À l’approche de l’entrée en vigueur de l’accord de libre-échange entre l’Union européenne et l’Inde, MEDEF International organise une table ronde avec la Commission européenne. L’objectif est d’accompagner les entreprises dans la compréhension des nouvelles règles et des opportunités liées à ce partenariat stratégique.

Le Conseil d’entreprises France–Inde de MEDEF International réunira fin avril à Paris des représentants de la Commission européenne, des entreprises françaises et des acteurs économiques indiens pour une table ronde consacrée à l’accord de libre-échange entre l’Union européenne et l’Inde. Cette rencontre s’inscrit dans un contexte de rapprochement économique inédit entre les deux zones, marqué par la conclusion des négociations annoncée le 27 janvier 2026.

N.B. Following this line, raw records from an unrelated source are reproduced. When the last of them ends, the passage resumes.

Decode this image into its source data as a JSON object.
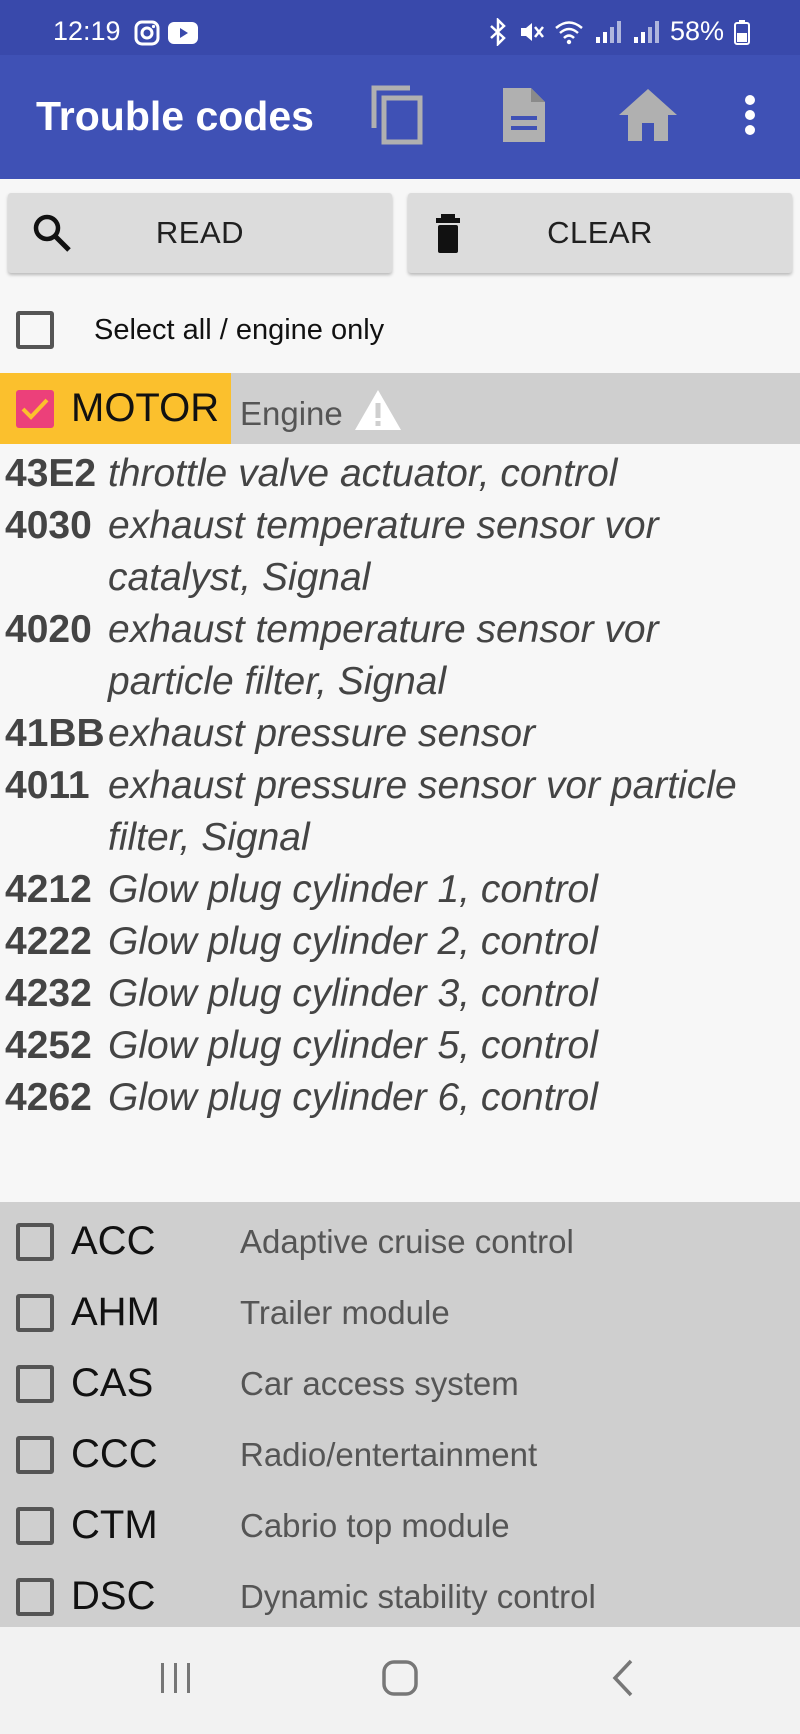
{
  "status": {
    "time": "12:19",
    "battery": "58%"
  },
  "appbar": {
    "title": "Trouble codes",
    "actions": [
      "copy-icon",
      "document-icon",
      "home-icon",
      "more-vert-icon"
    ]
  },
  "toolbar": {
    "read_label": "READ",
    "clear_label": "CLEAR"
  },
  "select_all": {
    "label": "Select all / engine only",
    "checked": false
  },
  "group": {
    "code": "MOTOR",
    "desc": "Engine",
    "checked": true
  },
  "codes": [
    {
      "id": "43E2",
      "text": "throttle valve actuator, control"
    },
    {
      "id": "4030",
      "text": "exhaust temperature sensor vor catalyst, Signal"
    },
    {
      "id": "4020",
      "text": "exhaust temperature sensor vor particle filter, Signal"
    },
    {
      "id": "41BB",
      "text": "exhaust pressure sensor"
    },
    {
      "id": "4011",
      "text": "exhaust pressure sensor vor particle filter, Signal"
    },
    {
      "id": "4212",
      "text": "Glow plug cylinder 1, control"
    },
    {
      "id": "4222",
      "text": "Glow plug cylinder 2, control"
    },
    {
      "id": "4232",
      "text": "Glow plug cylinder 3, control"
    },
    {
      "id": "4252",
      "text": "Glow plug cylinder 5, control"
    },
    {
      "id": "4262",
      "text": "Glow plug cylinder 6, control"
    }
  ],
  "modules": [
    {
      "code": "ACC",
      "desc": "Adaptive cruise control",
      "checked": false
    },
    {
      "code": "AHM",
      "desc": "Trailer module",
      "checked": false
    },
    {
      "code": "CAS",
      "desc": "Car access system",
      "checked": false
    },
    {
      "code": "CCC",
      "desc": "Radio/entertainment",
      "checked": false
    },
    {
      "code": "CTM",
      "desc": "Cabrio top module",
      "checked": false
    },
    {
      "code": "DSC",
      "desc": "Dynamic stability control",
      "checked": false
    }
  ],
  "colors": {
    "status_bar": "#3949ab",
    "app_bar": "#3f51b5",
    "group_highlight": "#fbc02d",
    "checkbox_checked": "#ec407a"
  }
}
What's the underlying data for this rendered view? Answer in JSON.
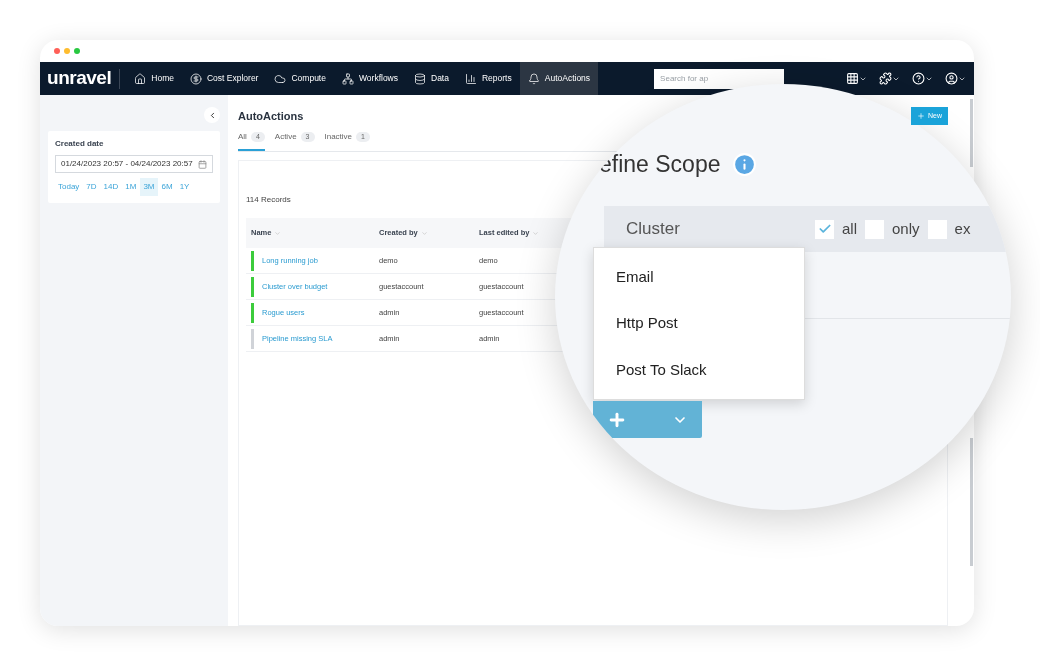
{
  "nav": {
    "logo": "unravel",
    "items": [
      {
        "label": "Home",
        "selected": false
      },
      {
        "label": "Cost Explorer",
        "selected": false
      },
      {
        "label": "Compute",
        "selected": false
      },
      {
        "label": "Workflows",
        "selected": false
      },
      {
        "label": "Data",
        "selected": false
      },
      {
        "label": "Reports",
        "selected": false
      },
      {
        "label": "AutoActions",
        "selected": true
      }
    ],
    "search": {
      "placeholder": "Search for ap"
    }
  },
  "sidebar": {
    "title": "Created date",
    "date_range": "01/24/2023 20:57 - 04/24/2023 20:57",
    "presets": [
      {
        "label": "Today",
        "selected": false
      },
      {
        "label": "7D",
        "selected": false
      },
      {
        "label": "14D",
        "selected": false
      },
      {
        "label": "1M",
        "selected": false
      },
      {
        "label": "3M",
        "selected": true
      },
      {
        "label": "6M",
        "selected": false
      },
      {
        "label": "1Y",
        "selected": false
      }
    ]
  },
  "page": {
    "title": "AutoActions",
    "new_button": "New",
    "tabs": [
      {
        "label": "All",
        "count": "4",
        "selected": true
      },
      {
        "label": "Active",
        "count": "3",
        "selected": false
      },
      {
        "label": "Inactive",
        "count": "1",
        "selected": false
      }
    ],
    "records": "114 Records",
    "table": {
      "columns": [
        "Name",
        "Created by",
        "Last edited by"
      ],
      "rows": [
        {
          "name": "Long running job",
          "created_by": "demo",
          "last_edited_by": "demo",
          "active": true
        },
        {
          "name": "Cluster over budget",
          "created_by": "guestaccount",
          "last_edited_by": "guestaccount",
          "active": true
        },
        {
          "name": "Rogue users",
          "created_by": "admin",
          "last_edited_by": "guestaccount",
          "active": true
        },
        {
          "name": "Pipeline missing SLA",
          "created_by": "admin",
          "last_edited_by": "admin",
          "active": false
        }
      ]
    }
  },
  "magnifier": {
    "heading": "efine Scope",
    "scope": {
      "label": "Cluster",
      "options": [
        {
          "label": "all",
          "checked": true
        },
        {
          "label": "only",
          "checked": false
        },
        {
          "label": "ex",
          "checked": false
        }
      ]
    },
    "menu": [
      "Email",
      "Http Post",
      "Post To Slack"
    ]
  }
}
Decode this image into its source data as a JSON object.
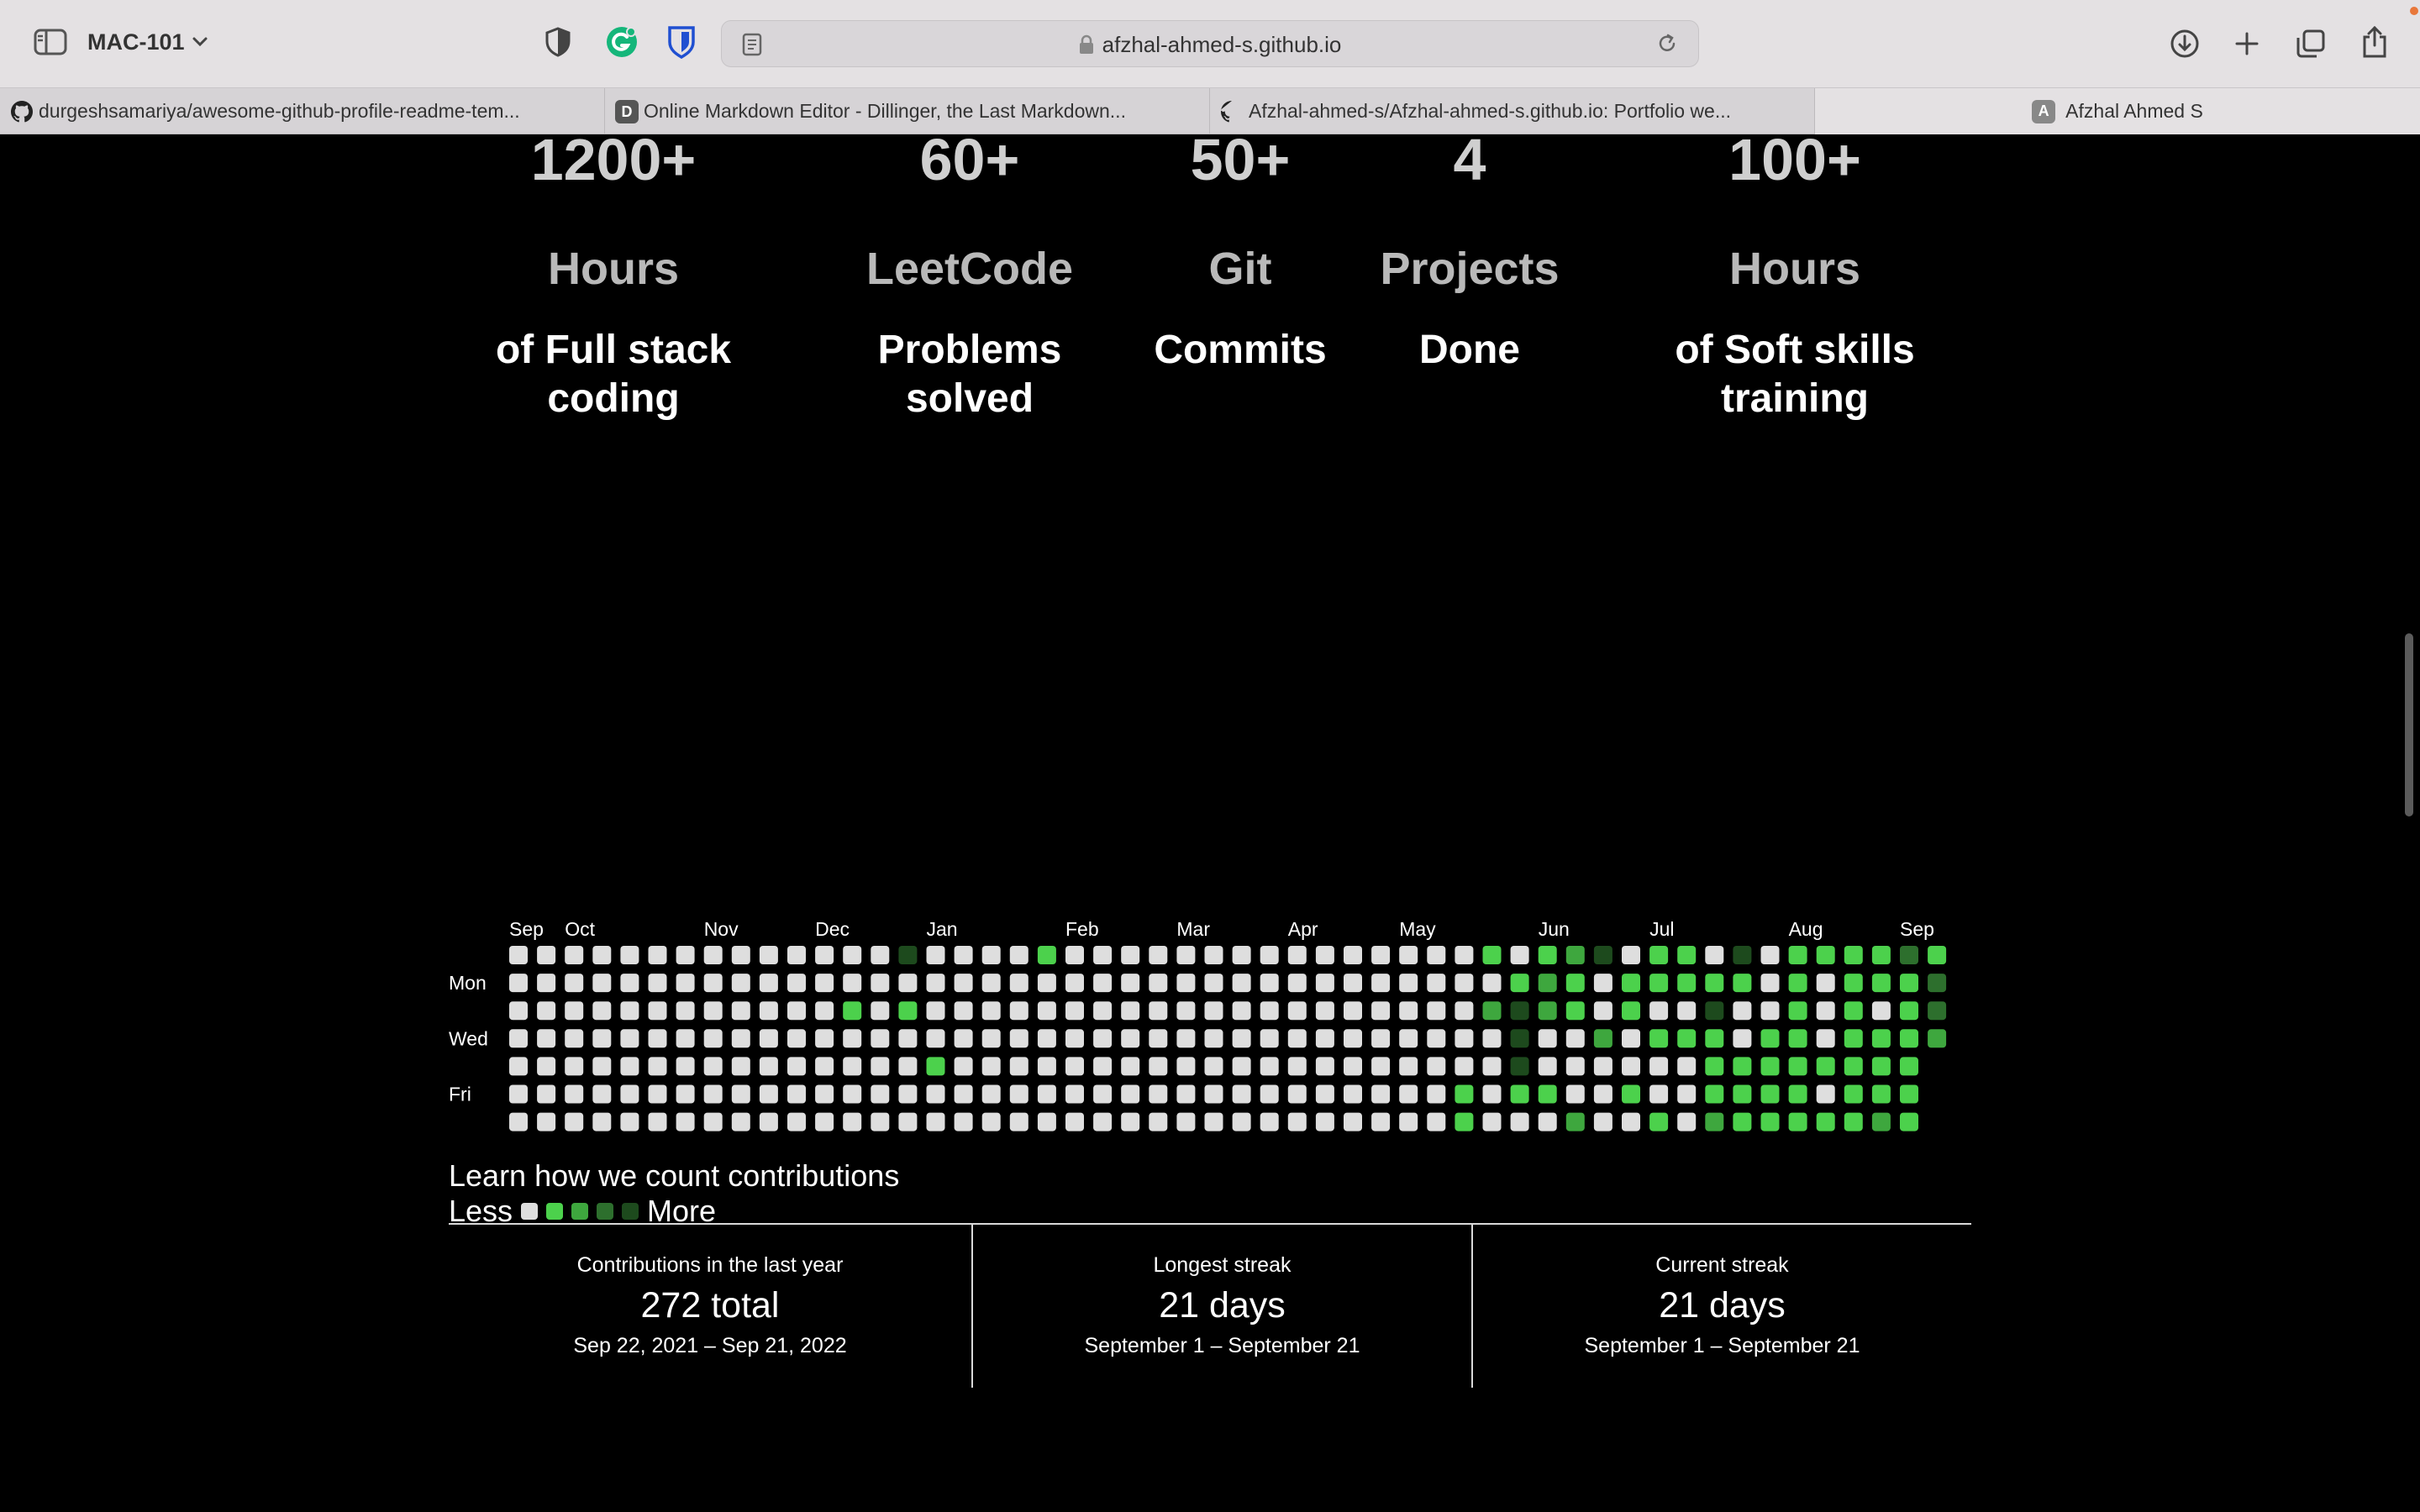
{
  "browser": {
    "profile_name": "MAC-101",
    "url": "afzhal-ahmed-s.github.io",
    "tabs": [
      {
        "title": "durgeshsamariya/awesome-github-profile-readme-tem...",
        "favicon": "github-icon"
      },
      {
        "title": "Online Markdown Editor - Dillinger, the Last Markdown...",
        "favicon": "dillinger-icon",
        "favicon_letter": "D"
      },
      {
        "title": "Afzhal-ahmed-s/Afzhal-ahmed-s.github.io: Portfolio we...",
        "favicon": "github-icon"
      },
      {
        "title": "Afzhal Ahmed S",
        "favicon": "letter-a-icon",
        "favicon_letter": "A",
        "active": true
      }
    ]
  },
  "stats": [
    {
      "number": "1200+",
      "unit": "Hours",
      "desc": "of Full stack coding"
    },
    {
      "number": "60+",
      "unit": "LeetCode",
      "desc": "Problems solved"
    },
    {
      "number": "50+",
      "unit": "Git",
      "desc": "Commits"
    },
    {
      "number": "4",
      "unit": "Projects",
      "desc": "Done"
    },
    {
      "number": "100+",
      "unit": "Hours",
      "desc": "of Soft skills training"
    }
  ],
  "contributions": {
    "months": [
      "Sep",
      "Oct",
      "Nov",
      "Dec",
      "Jan",
      "Feb",
      "Mar",
      "Apr",
      "May",
      "Jun",
      "Jul",
      "Aug",
      "Sep"
    ],
    "month_week_index": [
      0,
      2,
      7,
      11,
      15,
      20,
      24,
      28,
      32,
      37,
      41,
      46,
      50
    ],
    "day_labels": [
      "",
      "Mon",
      "",
      "Wed",
      "",
      "Fri",
      ""
    ],
    "level_colors": [
      "#dedede",
      "#4cd14c",
      "#3ea73e",
      "#2d6f2d",
      "#1d4a1d"
    ],
    "grid": [
      [
        0,
        0,
        0,
        0,
        0,
        0,
        0,
        0,
        0,
        0,
        0,
        0,
        0,
        0,
        4,
        0,
        0,
        0,
        0,
        1,
        0,
        0,
        0,
        0,
        0,
        0,
        0,
        0,
        0,
        0,
        0,
        0,
        0,
        0,
        0,
        1,
        0,
        1,
        2,
        4,
        0,
        1,
        1,
        0,
        4,
        0,
        1,
        1,
        1,
        1,
        3,
        1
      ],
      [
        0,
        0,
        0,
        0,
        0,
        0,
        0,
        0,
        0,
        0,
        0,
        0,
        0,
        0,
        0,
        0,
        0,
        0,
        0,
        0,
        0,
        0,
        0,
        0,
        0,
        0,
        0,
        0,
        0,
        0,
        0,
        0,
        0,
        0,
        0,
        0,
        1,
        2,
        1,
        0,
        1,
        1,
        1,
        1,
        1,
        0,
        1,
        0,
        1,
        1,
        1,
        3
      ],
      [
        0,
        0,
        0,
        0,
        0,
        0,
        0,
        0,
        0,
        0,
        0,
        0,
        1,
        0,
        1,
        0,
        0,
        0,
        0,
        0,
        0,
        0,
        0,
        0,
        0,
        0,
        0,
        0,
        0,
        0,
        0,
        0,
        0,
        0,
        0,
        2,
        4,
        2,
        1,
        0,
        1,
        0,
        0,
        4,
        0,
        0,
        1,
        0,
        1,
        0,
        1,
        3
      ],
      [
        0,
        0,
        0,
        0,
        0,
        0,
        0,
        0,
        0,
        0,
        0,
        0,
        0,
        0,
        0,
        0,
        0,
        0,
        0,
        0,
        0,
        0,
        0,
        0,
        0,
        0,
        0,
        0,
        0,
        0,
        0,
        0,
        0,
        0,
        0,
        0,
        4,
        0,
        0,
        2,
        0,
        1,
        1,
        1,
        0,
        1,
        1,
        0,
        1,
        1,
        1,
        2
      ],
      [
        0,
        0,
        0,
        0,
        0,
        0,
        0,
        0,
        0,
        0,
        0,
        0,
        0,
        0,
        0,
        1,
        0,
        0,
        0,
        0,
        0,
        0,
        0,
        0,
        0,
        0,
        0,
        0,
        0,
        0,
        0,
        0,
        0,
        0,
        0,
        0,
        4,
        0,
        0,
        0,
        0,
        0,
        0,
        1,
        1,
        1,
        1,
        1,
        1,
        1,
        1
      ],
      [
        0,
        0,
        0,
        0,
        0,
        0,
        0,
        0,
        0,
        0,
        0,
        0,
        0,
        0,
        0,
        0,
        0,
        0,
        0,
        0,
        0,
        0,
        0,
        0,
        0,
        0,
        0,
        0,
        0,
        0,
        0,
        0,
        0,
        0,
        1,
        0,
        1,
        1,
        0,
        0,
        1,
        0,
        0,
        1,
        1,
        1,
        1,
        0,
        1,
        1,
        1
      ],
      [
        0,
        0,
        0,
        0,
        0,
        0,
        0,
        0,
        0,
        0,
        0,
        0,
        0,
        0,
        0,
        0,
        0,
        0,
        0,
        0,
        0,
        0,
        0,
        0,
        0,
        0,
        0,
        0,
        0,
        0,
        0,
        0,
        0,
        0,
        1,
        0,
        0,
        0,
        2,
        0,
        0,
        1,
        0,
        2,
        1,
        1,
        1,
        1,
        1,
        2,
        1
      ]
    ],
    "learn_link": "Learn how we count contributions",
    "legend_less": "Less",
    "legend_more": "More",
    "summary": [
      {
        "label": "Contributions in the last year",
        "value": "272 total",
        "range": "Sep 22, 2021 – Sep 21, 2022"
      },
      {
        "label": "Longest streak",
        "value": "21 days",
        "range": "September 1 – September 21"
      },
      {
        "label": "Current streak",
        "value": "21 days",
        "range": "September 1 – September 21"
      }
    ]
  }
}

L’événement vise à décrypter les modalités de mise en œuvre de cet accord et à en mesurer les impacts concrets pour les entreprises. Les discussions porteront notamment sur les priorités réglementaires, le calendrier d’application et les transformations attendues en matière d’accès aux marchés. L’objectif est également d’identifier les opportunités sectorielles générées par la libéralisation des échanges entre l’Europe et l’une des économies les plus dynamiques au monde.

Les Chambres de Commerce jouent un rôle central dans cette phase de transition. En partenariat avec des organisations indiennes comme Federation of Indian Chambers of Commerce and Industry et la Indo French Chamber of Commerce and Industry, elles facilitent le dialogue entre entreprises et institutions, tout en accompagnant les acteurs économiques dans la compréhension des nouvelles règles commerciales.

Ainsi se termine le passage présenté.